Lau y yo tuvimos nuestras peleas por diferentes razones, pero al final del día siempre terminaba amando a esa pitufa. Sus abrazos me tranquilizaban, su sonrisa me sanaba y sus palabras, sin importar que estuviera equivocada, me reconfortaban… siempre lo hacían.
EL MUNDO DE LAU estaba hecho de sueños y tejido de ilusiones. Cuando era pequeña tenía muchos problemas para dormir, entonces mi papá siempre le leía o le contaba una historia. Ella se resistía a cerrar los ojos hasta que él le narrara un cuento sobre aquella princesa inteligente y hermosa a la cual el mundo admiraba y amaba.

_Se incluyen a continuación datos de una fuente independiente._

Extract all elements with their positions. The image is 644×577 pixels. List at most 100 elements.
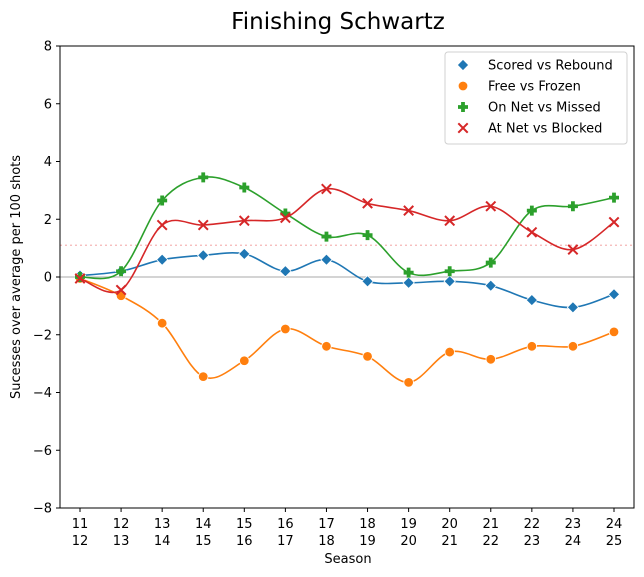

Muchas noches, en especial cuando llovía sin tregua y caían rayos, ella se despertaba en la madrugada y venía a mi cuarto, se metía en mi cama, me incomodaba y me espantaba el sueño, pero a mí no me importaba. A la mañana siguiente la veía arropada con todas mis cobijas y, cuando la despertaba, me daba un fuerte abrazo de buenos días, sonreía y se iba para su cuarto.
A pesar del paso de los años, ella seguía teniendo para mí ese halo angelical que la caracterizaba, ese aspecto tierno que la hacía única a mis ojos. Sin embargo, para ojos de los demás, esa ternura y esa esencia se extraviaron en el camino de alguna manera. Con el tiempo la mirada de Lau delataba una tristeza, un vacío y una angustia existencial que eran casi palpables.
* * *
Minutos después de recibir la llamada que anunciaba la muerte de mi hermana, caminé por el pasillo hacia la habitación que se me había asignado en el retiro. El tiempo y el espacio dejaron de ser una percepción tangible para convertirse en un concepto sin importancia.
Una de las psicólogas que me acompañaba se llamaba Natalia, no tenía más de treinta años, aunque se creía y se comportaba como de diecisiete. Decía gran cantidad de estupideces, palabras tal vez escritas en un manual para ayudar con el duelo y afrontar pérdidas. Todo lo que pronunciaba sonaba como un tintineo, pues su timbre de voz me fastidiaba, y no soportaba la condescendencia con la que me hablaba. Su forma lastimera de mirarme y de creer que entendía por lo que estaba pasando me hicieron perder el control.
—¡Cállese y déjeme en paz! ¡Usted no tiene ni idea de lo que siento en estos momentos! ¡Déjeme solo!
La empujé y corrí hacia la habitación. Odié a esa mujer, odié a mis papás, odié al mundo, odié a Lau y me odié a mí mismo por no estar ahí para ella. Me encerré con mi soledad y mi tristeza.
Abrí la caja donde guardaba mi celular y lo encendí. Las vibraciones por los mensajes entrantes y las notificaciones inundaron ese aparato.
Yo solo busqué en los archivos fotográficos la imagen de mi hermana con el fin de recordar su sonrisa. Tenía mucho miedo de olvidarla. Me quedé en silencio, contemplando aquella imagen, detallando cada centímetro. Le di un beso a la pantalla, en el lugar donde se reflejaba la frente de mi hermana. Eso mismo hacía ella conmigo.